Dorchester School Dist. Two presents $288 million budget for fiscal year 2025

DORCHESTER COUNTY, S.C. (WCSC) – Dorchester School District Two is presenting its $288 million budget to Dorchester County’s budget, finance, and purchasing committee on Monday night.
This budget is separate from the $200 million going toward the school district’s referendum.
Dorchester School District Two Superintendent Dr.
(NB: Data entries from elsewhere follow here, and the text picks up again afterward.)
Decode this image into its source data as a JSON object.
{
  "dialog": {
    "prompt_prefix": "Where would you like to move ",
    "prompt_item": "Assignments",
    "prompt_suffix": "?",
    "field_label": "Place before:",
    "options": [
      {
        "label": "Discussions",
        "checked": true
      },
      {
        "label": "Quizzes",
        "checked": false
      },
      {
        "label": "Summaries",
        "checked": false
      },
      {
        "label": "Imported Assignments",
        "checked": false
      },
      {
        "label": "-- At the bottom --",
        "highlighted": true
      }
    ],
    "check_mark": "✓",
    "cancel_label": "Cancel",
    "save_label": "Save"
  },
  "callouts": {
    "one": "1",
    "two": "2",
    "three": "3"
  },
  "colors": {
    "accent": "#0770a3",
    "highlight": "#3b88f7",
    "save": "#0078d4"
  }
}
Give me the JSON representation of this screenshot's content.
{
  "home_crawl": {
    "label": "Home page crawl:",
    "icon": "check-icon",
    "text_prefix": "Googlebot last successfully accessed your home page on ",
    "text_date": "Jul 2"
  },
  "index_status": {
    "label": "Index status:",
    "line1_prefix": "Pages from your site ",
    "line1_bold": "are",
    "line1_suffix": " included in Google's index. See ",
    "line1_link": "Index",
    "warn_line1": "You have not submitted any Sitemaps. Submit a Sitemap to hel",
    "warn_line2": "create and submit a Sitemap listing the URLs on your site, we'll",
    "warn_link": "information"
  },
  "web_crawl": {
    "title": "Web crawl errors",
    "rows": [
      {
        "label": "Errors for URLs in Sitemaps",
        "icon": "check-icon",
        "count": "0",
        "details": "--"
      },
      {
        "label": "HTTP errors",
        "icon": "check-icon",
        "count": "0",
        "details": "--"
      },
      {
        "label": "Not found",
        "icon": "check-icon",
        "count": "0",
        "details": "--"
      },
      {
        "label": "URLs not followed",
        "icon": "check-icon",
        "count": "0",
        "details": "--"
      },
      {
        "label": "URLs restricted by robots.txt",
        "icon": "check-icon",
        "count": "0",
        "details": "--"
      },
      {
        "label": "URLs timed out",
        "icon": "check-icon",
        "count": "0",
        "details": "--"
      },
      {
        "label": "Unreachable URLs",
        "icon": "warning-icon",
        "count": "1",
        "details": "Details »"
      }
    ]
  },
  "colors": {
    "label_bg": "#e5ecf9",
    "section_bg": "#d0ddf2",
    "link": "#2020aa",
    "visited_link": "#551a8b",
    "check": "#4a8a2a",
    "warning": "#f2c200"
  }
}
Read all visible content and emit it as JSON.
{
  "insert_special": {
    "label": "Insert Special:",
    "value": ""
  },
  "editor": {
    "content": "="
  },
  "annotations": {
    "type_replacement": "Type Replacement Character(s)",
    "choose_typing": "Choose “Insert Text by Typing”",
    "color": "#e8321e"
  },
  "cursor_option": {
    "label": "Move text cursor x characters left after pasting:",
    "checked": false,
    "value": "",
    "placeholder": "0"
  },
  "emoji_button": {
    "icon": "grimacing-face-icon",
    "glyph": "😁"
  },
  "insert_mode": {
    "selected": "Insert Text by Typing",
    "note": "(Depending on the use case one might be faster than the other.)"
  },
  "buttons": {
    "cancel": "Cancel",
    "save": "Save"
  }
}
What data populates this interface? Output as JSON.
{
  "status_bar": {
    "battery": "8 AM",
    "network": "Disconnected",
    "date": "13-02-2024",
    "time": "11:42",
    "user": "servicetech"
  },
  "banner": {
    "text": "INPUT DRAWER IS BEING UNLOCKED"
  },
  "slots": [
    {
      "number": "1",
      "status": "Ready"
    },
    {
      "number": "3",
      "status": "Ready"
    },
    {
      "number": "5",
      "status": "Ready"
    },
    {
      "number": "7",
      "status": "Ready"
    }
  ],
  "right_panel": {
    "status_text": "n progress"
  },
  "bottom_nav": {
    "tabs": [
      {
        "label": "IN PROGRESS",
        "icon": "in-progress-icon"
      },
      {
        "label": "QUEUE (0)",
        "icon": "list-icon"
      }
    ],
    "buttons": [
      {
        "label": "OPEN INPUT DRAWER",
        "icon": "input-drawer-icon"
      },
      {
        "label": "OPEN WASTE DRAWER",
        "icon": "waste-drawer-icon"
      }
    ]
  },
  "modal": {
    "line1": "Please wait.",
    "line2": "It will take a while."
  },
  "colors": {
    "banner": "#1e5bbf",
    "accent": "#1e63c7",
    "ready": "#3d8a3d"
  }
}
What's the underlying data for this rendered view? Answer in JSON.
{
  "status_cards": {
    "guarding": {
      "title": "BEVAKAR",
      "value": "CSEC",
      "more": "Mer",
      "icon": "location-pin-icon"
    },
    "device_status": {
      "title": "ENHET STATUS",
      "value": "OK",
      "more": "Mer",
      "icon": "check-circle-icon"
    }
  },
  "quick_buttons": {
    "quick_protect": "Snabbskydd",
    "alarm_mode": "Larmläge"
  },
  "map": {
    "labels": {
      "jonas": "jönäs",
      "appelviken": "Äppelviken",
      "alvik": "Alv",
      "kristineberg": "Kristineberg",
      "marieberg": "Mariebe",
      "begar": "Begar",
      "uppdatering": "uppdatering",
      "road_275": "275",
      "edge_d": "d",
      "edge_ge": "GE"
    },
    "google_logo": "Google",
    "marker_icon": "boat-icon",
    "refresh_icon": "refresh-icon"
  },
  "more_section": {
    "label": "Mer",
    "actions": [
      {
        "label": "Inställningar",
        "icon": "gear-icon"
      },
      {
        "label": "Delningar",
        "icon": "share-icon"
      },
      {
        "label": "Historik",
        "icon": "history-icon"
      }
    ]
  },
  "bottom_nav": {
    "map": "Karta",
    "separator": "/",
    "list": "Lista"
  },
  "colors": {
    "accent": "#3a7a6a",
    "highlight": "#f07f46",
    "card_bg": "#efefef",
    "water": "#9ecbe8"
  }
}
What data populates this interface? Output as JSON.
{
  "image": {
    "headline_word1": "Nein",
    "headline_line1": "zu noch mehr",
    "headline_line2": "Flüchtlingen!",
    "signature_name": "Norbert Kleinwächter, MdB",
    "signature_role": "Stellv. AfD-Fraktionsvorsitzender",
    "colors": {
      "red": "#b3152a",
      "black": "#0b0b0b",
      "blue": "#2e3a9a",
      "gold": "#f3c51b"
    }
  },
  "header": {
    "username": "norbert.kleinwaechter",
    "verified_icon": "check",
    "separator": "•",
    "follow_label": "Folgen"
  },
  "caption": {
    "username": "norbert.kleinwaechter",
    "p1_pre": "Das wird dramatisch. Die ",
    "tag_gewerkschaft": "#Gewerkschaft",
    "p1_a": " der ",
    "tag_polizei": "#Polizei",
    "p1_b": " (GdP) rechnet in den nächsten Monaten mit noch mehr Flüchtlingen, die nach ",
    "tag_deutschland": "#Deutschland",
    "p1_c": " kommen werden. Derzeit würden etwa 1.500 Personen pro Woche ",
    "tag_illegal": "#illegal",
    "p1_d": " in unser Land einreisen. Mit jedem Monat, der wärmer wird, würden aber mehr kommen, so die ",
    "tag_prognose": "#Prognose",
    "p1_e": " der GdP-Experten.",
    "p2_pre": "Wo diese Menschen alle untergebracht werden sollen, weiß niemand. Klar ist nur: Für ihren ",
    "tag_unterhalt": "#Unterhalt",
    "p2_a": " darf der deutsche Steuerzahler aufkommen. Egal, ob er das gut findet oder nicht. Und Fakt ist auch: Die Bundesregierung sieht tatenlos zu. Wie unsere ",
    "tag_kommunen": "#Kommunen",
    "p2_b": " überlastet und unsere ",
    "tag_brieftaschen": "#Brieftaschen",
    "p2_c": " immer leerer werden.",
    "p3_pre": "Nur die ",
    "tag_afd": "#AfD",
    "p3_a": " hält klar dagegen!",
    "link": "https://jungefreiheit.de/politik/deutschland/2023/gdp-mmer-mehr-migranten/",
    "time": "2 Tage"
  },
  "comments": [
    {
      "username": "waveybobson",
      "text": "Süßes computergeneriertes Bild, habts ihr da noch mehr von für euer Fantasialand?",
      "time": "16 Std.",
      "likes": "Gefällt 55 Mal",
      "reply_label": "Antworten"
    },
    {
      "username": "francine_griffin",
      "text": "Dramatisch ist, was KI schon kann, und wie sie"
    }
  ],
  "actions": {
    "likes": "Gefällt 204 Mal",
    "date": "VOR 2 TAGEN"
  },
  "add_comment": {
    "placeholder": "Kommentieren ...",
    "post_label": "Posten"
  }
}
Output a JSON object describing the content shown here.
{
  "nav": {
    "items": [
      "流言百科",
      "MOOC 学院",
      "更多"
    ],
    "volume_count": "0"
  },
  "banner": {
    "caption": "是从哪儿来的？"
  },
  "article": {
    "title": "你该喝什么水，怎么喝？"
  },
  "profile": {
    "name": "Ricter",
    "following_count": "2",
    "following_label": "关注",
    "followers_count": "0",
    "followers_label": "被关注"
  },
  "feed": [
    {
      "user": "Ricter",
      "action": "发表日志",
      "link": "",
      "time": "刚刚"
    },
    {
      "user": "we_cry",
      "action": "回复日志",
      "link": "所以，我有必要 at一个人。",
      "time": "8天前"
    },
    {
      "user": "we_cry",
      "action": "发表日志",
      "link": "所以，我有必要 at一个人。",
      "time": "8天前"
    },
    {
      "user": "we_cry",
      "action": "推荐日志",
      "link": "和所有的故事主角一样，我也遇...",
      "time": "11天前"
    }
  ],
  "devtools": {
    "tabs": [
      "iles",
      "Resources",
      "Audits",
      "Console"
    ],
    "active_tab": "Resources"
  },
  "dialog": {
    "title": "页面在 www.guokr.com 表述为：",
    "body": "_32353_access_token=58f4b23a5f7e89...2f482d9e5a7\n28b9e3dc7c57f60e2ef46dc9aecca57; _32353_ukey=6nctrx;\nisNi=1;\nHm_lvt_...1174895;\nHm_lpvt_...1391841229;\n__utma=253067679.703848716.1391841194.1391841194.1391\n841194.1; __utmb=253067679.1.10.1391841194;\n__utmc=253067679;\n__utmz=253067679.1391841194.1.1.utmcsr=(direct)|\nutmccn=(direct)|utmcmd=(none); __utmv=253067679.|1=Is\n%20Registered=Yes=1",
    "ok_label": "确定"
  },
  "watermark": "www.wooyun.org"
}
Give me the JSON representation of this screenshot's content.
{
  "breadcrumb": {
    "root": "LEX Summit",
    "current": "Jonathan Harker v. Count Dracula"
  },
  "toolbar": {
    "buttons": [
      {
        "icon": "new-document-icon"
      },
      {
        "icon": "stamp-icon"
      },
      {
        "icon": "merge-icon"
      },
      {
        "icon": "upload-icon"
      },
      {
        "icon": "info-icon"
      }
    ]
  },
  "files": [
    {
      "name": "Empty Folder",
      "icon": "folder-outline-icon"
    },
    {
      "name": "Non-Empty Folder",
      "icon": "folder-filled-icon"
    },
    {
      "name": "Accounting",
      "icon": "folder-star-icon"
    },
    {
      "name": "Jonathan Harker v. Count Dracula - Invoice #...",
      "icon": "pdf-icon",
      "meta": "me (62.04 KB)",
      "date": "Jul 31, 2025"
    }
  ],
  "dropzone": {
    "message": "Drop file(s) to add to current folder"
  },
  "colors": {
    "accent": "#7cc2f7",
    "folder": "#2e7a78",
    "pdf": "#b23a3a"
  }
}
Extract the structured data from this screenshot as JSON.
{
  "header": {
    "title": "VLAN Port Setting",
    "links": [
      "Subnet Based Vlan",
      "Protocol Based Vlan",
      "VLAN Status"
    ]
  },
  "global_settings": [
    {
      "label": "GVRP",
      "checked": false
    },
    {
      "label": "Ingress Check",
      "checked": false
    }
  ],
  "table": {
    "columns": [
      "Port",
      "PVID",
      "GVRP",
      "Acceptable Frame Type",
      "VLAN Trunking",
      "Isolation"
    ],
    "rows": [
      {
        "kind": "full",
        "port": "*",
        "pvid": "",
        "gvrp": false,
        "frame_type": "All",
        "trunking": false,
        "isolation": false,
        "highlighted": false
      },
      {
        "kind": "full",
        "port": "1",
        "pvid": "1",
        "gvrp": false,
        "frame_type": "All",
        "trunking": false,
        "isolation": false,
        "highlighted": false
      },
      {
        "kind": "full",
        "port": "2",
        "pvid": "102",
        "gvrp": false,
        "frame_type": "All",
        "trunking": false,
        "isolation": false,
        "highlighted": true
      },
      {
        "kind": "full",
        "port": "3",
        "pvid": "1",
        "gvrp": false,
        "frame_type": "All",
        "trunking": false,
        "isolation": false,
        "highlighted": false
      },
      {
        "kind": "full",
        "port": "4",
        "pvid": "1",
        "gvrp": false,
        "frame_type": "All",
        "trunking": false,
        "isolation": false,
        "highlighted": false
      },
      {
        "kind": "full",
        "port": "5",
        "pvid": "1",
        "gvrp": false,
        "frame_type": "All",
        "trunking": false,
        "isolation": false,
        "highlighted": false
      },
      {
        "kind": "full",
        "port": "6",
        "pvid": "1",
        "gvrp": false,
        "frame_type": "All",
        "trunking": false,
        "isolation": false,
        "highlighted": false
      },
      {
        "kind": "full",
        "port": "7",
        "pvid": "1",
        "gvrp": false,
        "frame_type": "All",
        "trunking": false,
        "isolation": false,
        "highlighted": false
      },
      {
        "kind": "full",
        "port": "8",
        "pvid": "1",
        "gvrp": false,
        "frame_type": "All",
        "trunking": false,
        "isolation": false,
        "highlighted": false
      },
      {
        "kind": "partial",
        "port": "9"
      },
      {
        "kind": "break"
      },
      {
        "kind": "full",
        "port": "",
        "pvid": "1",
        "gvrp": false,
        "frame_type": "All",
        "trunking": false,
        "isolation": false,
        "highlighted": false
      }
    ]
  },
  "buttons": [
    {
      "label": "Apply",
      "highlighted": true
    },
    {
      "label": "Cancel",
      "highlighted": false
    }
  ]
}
Shane Robbins says one of the biggest things he wants people to understand is that 88-percent of their general fund budget is dedicated to salaries and benefits for their employees.
He says they have just under 4,200 employees and that 88-percent goes towards them.
“The difference in this year’s budget is just the significant salary increase for our teachers and for our classified staff,” Robbins says.
He says that if approved, they would raise every salary lineup by $5,500. This means the starting teacher salary would jump from $43,500 to $49,000. This would be put into place for the fiscal year 2025.
He also says there would be an extension in salary schedules from 28 years to 30 years.
“They have an increase every year for 28 years and then that’s where our salary schedule stops. Now, we’re extending that out two more years, so that you will see a, it’s about a 1.6 just on average, percent increase every year that you’re with the district,” Robbins says.
He says that this budget does not affect residents’ tax dollars. Monday night will be the third reading of the budget, and Robbins says they hope to get it approved in June.
The additional items in the budget include $2,000 signing bonuses for certified staff and $3,000 signing bonuses for special education teachers. Also, a longevity stipend, for those who have been in the district for a while. The longer they have been there, the higher dollar amount they will receive when they sign their continuing contract.
“We base everything we do on our staff,” Robbins says. “If we don’t demonstrate to our staff, you know through, whether it’s through financial reimbursement opportunities, or even what I call the gift of time, and just their working conditions, then we’re really going to struggle on the retention piece of that.”
Hunter Jackson, a parent with a student in the district, says it’s imperative to not only hire the best teachers but to also make them want to stay here long term.
“We’ve got to get in front of those best teachers. Those teachers that I want for my kids,” Jackson says. “It’s a great place to work and then you take that with a signing bonus, we’re going to get those highly qualified people and that’s exactly what we need in the district for our children.”